Every connected device on sale today, or those that aren’t older than a few years, can relay information about you to other parties as well as track you. The types of devices that do this are in the below list. Some of these may seem unbelievable and shock you, but it is a fact that they track you. We’ll start with the obvious and then the not-so-obvious as follows;
- Smart TVs
- Smart Watches
- Kitchen Appliances
- Cable, Satellite and Digital Receivers
- Internet Routers
- Security Cameras
- Medical Devices
- Smart Home Devices
- Other IoT Devices
This list will probably draw some laughs, and shock others while some may not believe that something like a kitchen appliance can track personal information about you without your consent. It gets crazier because a kitchen appliance is far from weird compared to what you are about to hear. Did you know that your Smart TV can track you, for example? There are a whole bunch of IoT (Internet of Things) devices out there today, which include niche appliances such as the Apple AirTag, smart home thermostats, connected speakers and hubs, and even smart home lighting and smart locks. All of these devices not only log and track information about you and your family for instance but can be breached by a malicious individual/hacker if not properly secured. Essentially, it is impossible to list every conceivable device that is connected to the internet and the list above is just a general overview. What’s important to understand is that anything that is connected to the internet can relay information to a website, server, or third-party source without your consent. This is especially risky if that device assists you in some way or has permission to access your location or any other personal information about you.
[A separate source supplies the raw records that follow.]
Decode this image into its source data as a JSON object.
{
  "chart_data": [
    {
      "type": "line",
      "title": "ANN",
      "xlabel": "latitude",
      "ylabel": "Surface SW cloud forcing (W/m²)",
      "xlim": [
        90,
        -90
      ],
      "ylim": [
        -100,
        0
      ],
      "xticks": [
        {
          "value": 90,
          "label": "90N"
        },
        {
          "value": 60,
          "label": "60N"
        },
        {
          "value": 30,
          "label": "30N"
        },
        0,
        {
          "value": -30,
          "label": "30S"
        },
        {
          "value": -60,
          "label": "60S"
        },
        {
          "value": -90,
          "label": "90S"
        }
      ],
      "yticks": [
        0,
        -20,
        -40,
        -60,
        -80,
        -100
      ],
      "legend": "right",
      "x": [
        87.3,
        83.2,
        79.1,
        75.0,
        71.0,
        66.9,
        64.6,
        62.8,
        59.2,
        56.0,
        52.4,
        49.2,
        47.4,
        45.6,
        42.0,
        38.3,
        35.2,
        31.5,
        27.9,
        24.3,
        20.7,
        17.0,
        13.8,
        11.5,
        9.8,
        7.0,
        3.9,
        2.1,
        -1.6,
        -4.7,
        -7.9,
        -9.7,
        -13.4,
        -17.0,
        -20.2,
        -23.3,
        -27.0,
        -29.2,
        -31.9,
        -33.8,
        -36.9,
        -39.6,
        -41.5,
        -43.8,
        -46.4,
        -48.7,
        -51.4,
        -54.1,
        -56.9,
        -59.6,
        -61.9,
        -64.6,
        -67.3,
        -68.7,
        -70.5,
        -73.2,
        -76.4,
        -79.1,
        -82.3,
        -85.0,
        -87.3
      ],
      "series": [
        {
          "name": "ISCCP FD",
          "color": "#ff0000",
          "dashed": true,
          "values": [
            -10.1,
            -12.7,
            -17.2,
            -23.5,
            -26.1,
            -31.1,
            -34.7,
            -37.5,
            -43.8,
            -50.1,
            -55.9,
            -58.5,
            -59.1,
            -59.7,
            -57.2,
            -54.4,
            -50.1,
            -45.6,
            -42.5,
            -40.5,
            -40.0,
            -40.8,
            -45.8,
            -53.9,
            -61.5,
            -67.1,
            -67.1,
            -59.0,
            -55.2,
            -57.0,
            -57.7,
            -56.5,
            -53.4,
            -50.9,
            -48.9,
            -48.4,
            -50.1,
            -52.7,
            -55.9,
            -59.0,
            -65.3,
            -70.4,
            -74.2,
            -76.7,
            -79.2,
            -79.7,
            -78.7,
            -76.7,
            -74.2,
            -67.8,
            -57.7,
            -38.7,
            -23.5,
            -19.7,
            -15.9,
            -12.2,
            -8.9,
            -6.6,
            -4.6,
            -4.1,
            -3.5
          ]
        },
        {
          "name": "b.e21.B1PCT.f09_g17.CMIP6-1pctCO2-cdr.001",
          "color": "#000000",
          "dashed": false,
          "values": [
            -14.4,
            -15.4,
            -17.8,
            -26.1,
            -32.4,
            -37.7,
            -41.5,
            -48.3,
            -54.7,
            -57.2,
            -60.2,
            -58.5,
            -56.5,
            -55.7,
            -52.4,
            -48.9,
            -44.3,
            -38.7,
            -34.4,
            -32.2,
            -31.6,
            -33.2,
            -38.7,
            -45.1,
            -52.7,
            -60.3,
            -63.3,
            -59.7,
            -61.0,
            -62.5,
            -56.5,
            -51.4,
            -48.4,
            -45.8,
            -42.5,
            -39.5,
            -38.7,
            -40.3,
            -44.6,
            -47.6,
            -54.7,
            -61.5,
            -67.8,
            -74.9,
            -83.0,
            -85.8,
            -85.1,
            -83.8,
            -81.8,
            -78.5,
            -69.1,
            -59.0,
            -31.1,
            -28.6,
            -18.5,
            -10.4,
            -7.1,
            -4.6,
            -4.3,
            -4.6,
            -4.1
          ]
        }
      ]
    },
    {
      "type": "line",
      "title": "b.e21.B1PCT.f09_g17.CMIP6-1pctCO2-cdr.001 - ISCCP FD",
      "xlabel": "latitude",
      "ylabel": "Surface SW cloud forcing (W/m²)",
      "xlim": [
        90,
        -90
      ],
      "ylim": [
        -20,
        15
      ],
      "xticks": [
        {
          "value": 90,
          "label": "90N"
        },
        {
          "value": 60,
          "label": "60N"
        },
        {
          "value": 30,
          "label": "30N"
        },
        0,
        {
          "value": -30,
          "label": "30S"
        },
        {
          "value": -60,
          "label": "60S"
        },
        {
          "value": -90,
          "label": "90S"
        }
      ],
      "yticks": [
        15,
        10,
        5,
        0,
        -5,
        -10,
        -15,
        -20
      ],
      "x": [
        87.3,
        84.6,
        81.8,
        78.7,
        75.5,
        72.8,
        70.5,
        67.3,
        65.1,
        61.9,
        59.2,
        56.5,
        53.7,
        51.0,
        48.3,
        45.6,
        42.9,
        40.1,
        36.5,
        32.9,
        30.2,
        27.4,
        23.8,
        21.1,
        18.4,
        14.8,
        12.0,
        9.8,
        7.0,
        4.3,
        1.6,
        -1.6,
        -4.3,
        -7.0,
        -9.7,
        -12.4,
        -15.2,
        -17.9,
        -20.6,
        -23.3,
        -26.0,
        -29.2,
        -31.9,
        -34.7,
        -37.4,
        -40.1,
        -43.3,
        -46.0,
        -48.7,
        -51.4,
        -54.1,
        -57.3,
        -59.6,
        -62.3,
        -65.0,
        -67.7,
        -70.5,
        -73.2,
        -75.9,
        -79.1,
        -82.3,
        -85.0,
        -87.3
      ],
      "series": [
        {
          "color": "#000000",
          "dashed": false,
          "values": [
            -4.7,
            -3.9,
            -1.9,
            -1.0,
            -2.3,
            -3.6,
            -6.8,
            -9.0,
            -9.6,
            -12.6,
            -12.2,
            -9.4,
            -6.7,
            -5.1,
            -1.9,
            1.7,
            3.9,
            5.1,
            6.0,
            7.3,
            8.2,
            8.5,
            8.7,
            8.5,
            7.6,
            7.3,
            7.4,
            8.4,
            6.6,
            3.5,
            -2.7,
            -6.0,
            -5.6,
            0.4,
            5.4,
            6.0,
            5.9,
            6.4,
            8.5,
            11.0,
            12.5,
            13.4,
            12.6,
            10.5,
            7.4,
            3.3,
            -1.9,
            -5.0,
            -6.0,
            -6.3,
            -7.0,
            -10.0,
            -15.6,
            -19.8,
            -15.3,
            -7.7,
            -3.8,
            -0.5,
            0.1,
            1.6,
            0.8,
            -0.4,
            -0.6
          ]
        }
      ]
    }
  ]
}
Cybersecurity Best Practices to Avoid Device Tracking
It is important to understand that your internet safety and privacy are entirely your responsibility. The 2020s are looking like a time when all of us are going to have to take our cybersecurity and privacy seriously, even fight for those exact rights. As social media giants experience scandal after scandal and online data collection gets even more aggressive, not to mention the amount of cybercrime out there, it is high time to consider the following steps for your peace of mind (while using connected devices). Let’s not forget that things like cookies, ad targeting, and low-security web browsers also present transparency issues. With all of this in mind, here is the list;
- Always use a premium VPN or Virtual Private Network when connecting to the internet
- Make sure that you change your router’s password from the default one
- Switch off any unnecessary settings on your devices privacy settings
- Switch off all ad-tracking and interest-based ads options on your devices
- Use unique, complex passwords across all of your devices, and don’t’ repeat them
- Disable any Google tracking settings if your devices are connected to Google
- Be careful what you give ‘permission’ or ‘access’ to on your devices
- Turn of any background microphone recording settings on your devices
As far as your laptop, smartphone and tablet are concerned these are the typical devices that everyone has and they all have inherent privacy and cybersecurity features that should be well looked into. As far as IoT devices go, such as those in the lists above, most people are unaware of the fact that these devices contain motion sensors, microphones, and video cameras (depending on what the device is.) Remember that large organizations are rarely liable (and even rarer that they help you) for privacy or cybersecurity incidents arising from their products. Using cybersecurity common best practices before you start using your connected device is a good way to immediately future-proof yourself against privacy and cybersecurity issues.